In order to discover new epigenetic factors involved in NSC function, we have conducted an in vitro RNAi screen using our bespoke shRNA library that specifically targets epigenetic genes.
Adherent monolayers of NSCs were transduced with a pool of retrovirus containing shRNA targeting vectors against 130 predicted enzymatic epigenetic modifiers (~8 shRNAs per gene), plus controls. A representation of the number of cells harbouring each shRNA was examined over time using next generation sequencing. ShRNAs that affect NSC function were predicted to display altered representation compared to controls as the pooled cells competed in culture. Reassuringly, our screen showed a reduction in representation over time of cells containing proviral shRNA against the known positive NSC regulators Blbp and Bmi1. Furthermore, immortalisation with p53 knockdown resulted in a gain of shRNA representation in the screen.

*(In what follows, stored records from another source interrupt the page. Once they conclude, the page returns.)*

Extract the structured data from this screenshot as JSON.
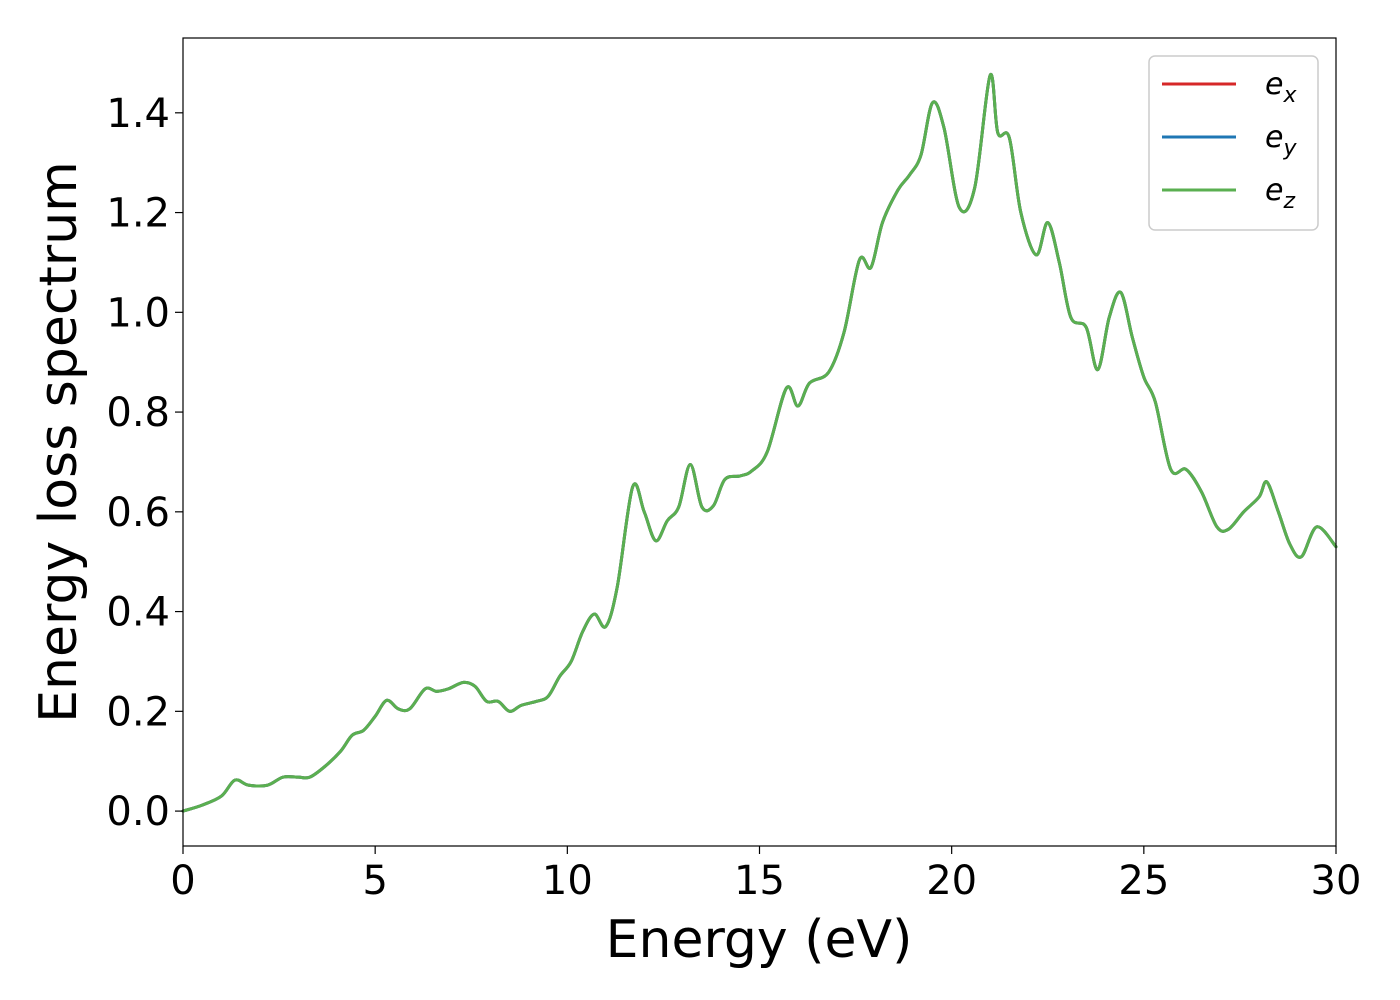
{
  "chart_data": {
    "type": "line",
    "title": "",
    "xlabel": "Energy (eV)",
    "ylabel": "Energy loss spectrum",
    "xlim": [
      0,
      30
    ],
    "ylim": [
      -0.07,
      1.55
    ],
    "xticks": [
      0,
      5,
      10,
      15,
      20,
      25,
      30
    ],
    "xtick_labels": [
      "0",
      "5",
      "10",
      "15",
      "20",
      "25",
      "30"
    ],
    "yticks": [
      0.0,
      0.2,
      0.4,
      0.6,
      0.8,
      1.0,
      1.2,
      1.4
    ],
    "ytick_labels": [
      "0.0",
      "0.2",
      "0.4",
      "0.6",
      "0.8",
      "1.0",
      "1.2",
      "1.4"
    ],
    "grid": false,
    "legend_position": "top-right",
    "x": [
      0,
      0.5,
      1.0,
      1.35,
      1.7,
      2.2,
      2.6,
      3.0,
      3.3,
      3.7,
      4.1,
      4.4,
      4.7,
      5.0,
      5.3,
      5.6,
      5.9,
      6.3,
      6.6,
      6.9,
      7.3,
      7.6,
      7.9,
      8.2,
      8.5,
      8.8,
      9.2,
      9.5,
      9.8,
      10.1,
      10.4,
      10.7,
      11.0,
      11.3,
      11.7,
      12.0,
      12.3,
      12.6,
      12.9,
      13.2,
      13.5,
      13.8,
      14.1,
      14.5,
      14.8,
      15.2,
      15.7,
      16.0,
      16.3,
      16.8,
      17.2,
      17.6,
      17.9,
      18.2,
      18.6,
      18.9,
      19.2,
      19.5,
      19.8,
      20.2,
      20.6,
      21.0,
      21.2,
      21.5,
      21.8,
      22.2,
      22.5,
      22.8,
      23.1,
      23.5,
      23.8,
      24.1,
      24.4,
      24.7,
      25.0,
      25.3,
      25.7,
      26.1,
      26.5,
      26.9,
      27.2,
      27.6,
      28.0,
      28.2,
      28.5,
      28.8,
      29.1,
      29.5,
      30.0
    ],
    "series": [
      {
        "name": "ex",
        "color": "#d62728",
        "values": [
          0.0,
          0.012,
          0.03,
          0.062,
          0.052,
          0.052,
          0.068,
          0.068,
          0.068,
          0.09,
          0.12,
          0.152,
          0.162,
          0.19,
          0.222,
          0.205,
          0.205,
          0.245,
          0.24,
          0.245,
          0.258,
          0.25,
          0.22,
          0.22,
          0.2,
          0.212,
          0.22,
          0.23,
          0.27,
          0.3,
          0.36,
          0.395,
          0.37,
          0.45,
          0.65,
          0.6,
          0.542,
          0.582,
          0.61,
          0.695,
          0.61,
          0.612,
          0.665,
          0.672,
          0.682,
          0.72,
          0.848,
          0.812,
          0.858,
          0.88,
          0.96,
          1.105,
          1.09,
          1.18,
          1.245,
          1.275,
          1.315,
          1.42,
          1.37,
          1.21,
          1.25,
          1.475,
          1.36,
          1.35,
          1.2,
          1.115,
          1.18,
          1.1,
          0.99,
          0.97,
          0.885,
          0.99,
          1.04,
          0.95,
          0.87,
          0.82,
          0.685,
          0.685,
          0.64,
          0.57,
          0.565,
          0.6,
          0.63,
          0.66,
          0.6,
          0.535,
          0.51,
          0.57,
          0.53
        ]
      },
      {
        "name": "ey",
        "color": "#1f77b4",
        "values": [
          0.0,
          0.012,
          0.03,
          0.062,
          0.052,
          0.052,
          0.068,
          0.068,
          0.068,
          0.09,
          0.12,
          0.152,
          0.162,
          0.19,
          0.222,
          0.205,
          0.205,
          0.245,
          0.24,
          0.245,
          0.258,
          0.25,
          0.22,
          0.22,
          0.2,
          0.212,
          0.22,
          0.23,
          0.27,
          0.3,
          0.36,
          0.395,
          0.37,
          0.45,
          0.65,
          0.6,
          0.542,
          0.582,
          0.61,
          0.695,
          0.61,
          0.612,
          0.665,
          0.672,
          0.682,
          0.72,
          0.848,
          0.812,
          0.858,
          0.88,
          0.96,
          1.105,
          1.09,
          1.18,
          1.245,
          1.275,
          1.315,
          1.42,
          1.37,
          1.21,
          1.25,
          1.475,
          1.36,
          1.35,
          1.2,
          1.115,
          1.18,
          1.1,
          0.99,
          0.97,
          0.885,
          0.99,
          1.04,
          0.95,
          0.87,
          0.82,
          0.685,
          0.685,
          0.64,
          0.57,
          0.565,
          0.6,
          0.63,
          0.66,
          0.6,
          0.535,
          0.51,
          0.57,
          0.53
        ]
      },
      {
        "name": "ez",
        "color": "#5aaf50",
        "values": [
          0.0,
          0.012,
          0.03,
          0.062,
          0.052,
          0.052,
          0.068,
          0.068,
          0.068,
          0.09,
          0.12,
          0.152,
          0.162,
          0.19,
          0.222,
          0.205,
          0.205,
          0.245,
          0.24,
          0.245,
          0.258,
          0.25,
          0.22,
          0.22,
          0.2,
          0.212,
          0.22,
          0.23,
          0.27,
          0.3,
          0.36,
          0.395,
          0.37,
          0.45,
          0.65,
          0.6,
          0.542,
          0.582,
          0.61,
          0.695,
          0.61,
          0.612,
          0.665,
          0.672,
          0.682,
          0.72,
          0.848,
          0.812,
          0.858,
          0.88,
          0.96,
          1.105,
          1.09,
          1.18,
          1.245,
          1.275,
          1.315,
          1.42,
          1.37,
          1.21,
          1.25,
          1.475,
          1.36,
          1.35,
          1.2,
          1.115,
          1.18,
          1.1,
          0.99,
          0.97,
          0.885,
          0.99,
          1.04,
          0.95,
          0.87,
          0.82,
          0.685,
          0.685,
          0.64,
          0.57,
          0.565,
          0.6,
          0.63,
          0.66,
          0.6,
          0.535,
          0.51,
          0.57,
          0.53
        ]
      }
    ],
    "legend": [
      {
        "base": "e",
        "sub": "x",
        "color": "#d62728"
      },
      {
        "base": "e",
        "sub": "y",
        "color": "#1f77b4"
      },
      {
        "base": "e",
        "sub": "z",
        "color": "#5aaf50"
      }
    ]
  }
}
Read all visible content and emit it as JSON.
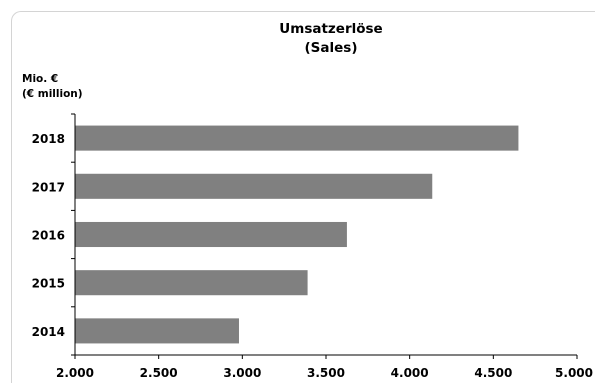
{
  "chart_data": {
    "type": "bar",
    "orientation": "horizontal",
    "title": "Umsatzerlöse",
    "subtitle": "(Sales)",
    "ylabel": "Mio. €",
    "ylabel_sub": "(€ million)",
    "categories": [
      "2018",
      "2017",
      "2016",
      "2015",
      "2014"
    ],
    "values": [
      4650,
      4135,
      3625,
      3390,
      2980
    ],
    "xlim": [
      2000,
      5000
    ],
    "xticks": [
      "2.000",
      "2.500",
      "3.000",
      "3.500",
      "4.000",
      "4.500",
      "5.000"
    ],
    "bar_color": "#808080",
    "grid": false,
    "legend": "none"
  }
}
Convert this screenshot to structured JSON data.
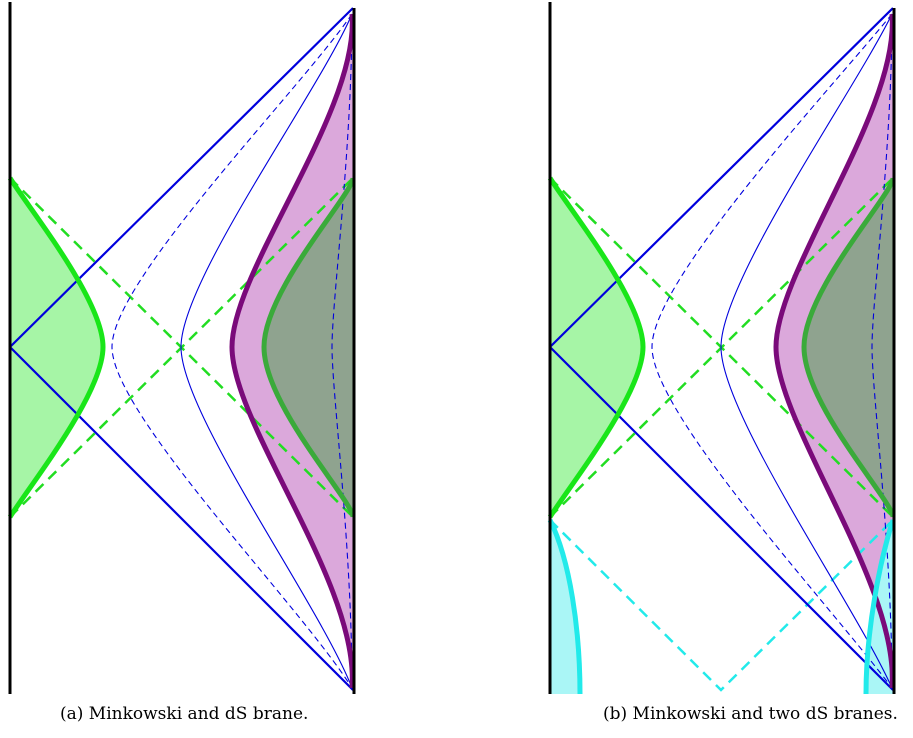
{
  "captions": {
    "a": "(a) Minkowski and dS brane.",
    "b": "(b) Minkowski and two dS branes."
  },
  "colors": {
    "boundary": "#000000",
    "light_cone": "#0000dd",
    "green_brane": "#19e619",
    "green_fill": "#a6f5a6",
    "green_horizon_dashed": "#22dd22",
    "dark_green_brane": "#3aaa3a",
    "dark_green_fill": "#8fa38f",
    "purple_brane": "#7a0a7a",
    "purple_fill": "#dba8db",
    "cyan_brane": "#22eaea",
    "cyan_fill": "#aaf6f6"
  }
}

Importantly, we have identified and individually validated two epigenetic modifiers, Yy1 and Prdm8, with hitherto uncharacterised roles in NSCs using our shRNA screening approach. Yy1 knockdown NSCs exhibit a competitive disadvantage while Prdm8 knockdown cells show a competitive advantage. These screening results were confirmed using single gene knockdown competition assays and with multiple unique shRNA targeting vectors designed against each gene.
We are currently defining the mechanistic role of these novel NSC epigenetic regulators in vitro and in vivo. We have revealed several interesting Yy1 target genes in NSCs by sequencing RNA from Yy1 knockdown and control cells. The top upregulated gene in Yy1 knockdown NSCs is the nucleosome assembly protein 1-like 2, Nap1l2. Nap1l2 is an epigenetic factor that when deleted in NSCs results in increased proliferation and decreased neuronal differentiation, therefore, upregulation of Nap1l2 may explain the competitive disadvantage displayed by Yy1 knockdown cells.
In summary, we have identified Yy1 and Prdm8 as two novel epigenetic factors critical to NSC function using a pooled shRNA screening approach, are characterising the mechanisms underlying their action, and plan to investigate their role in human brain cancer.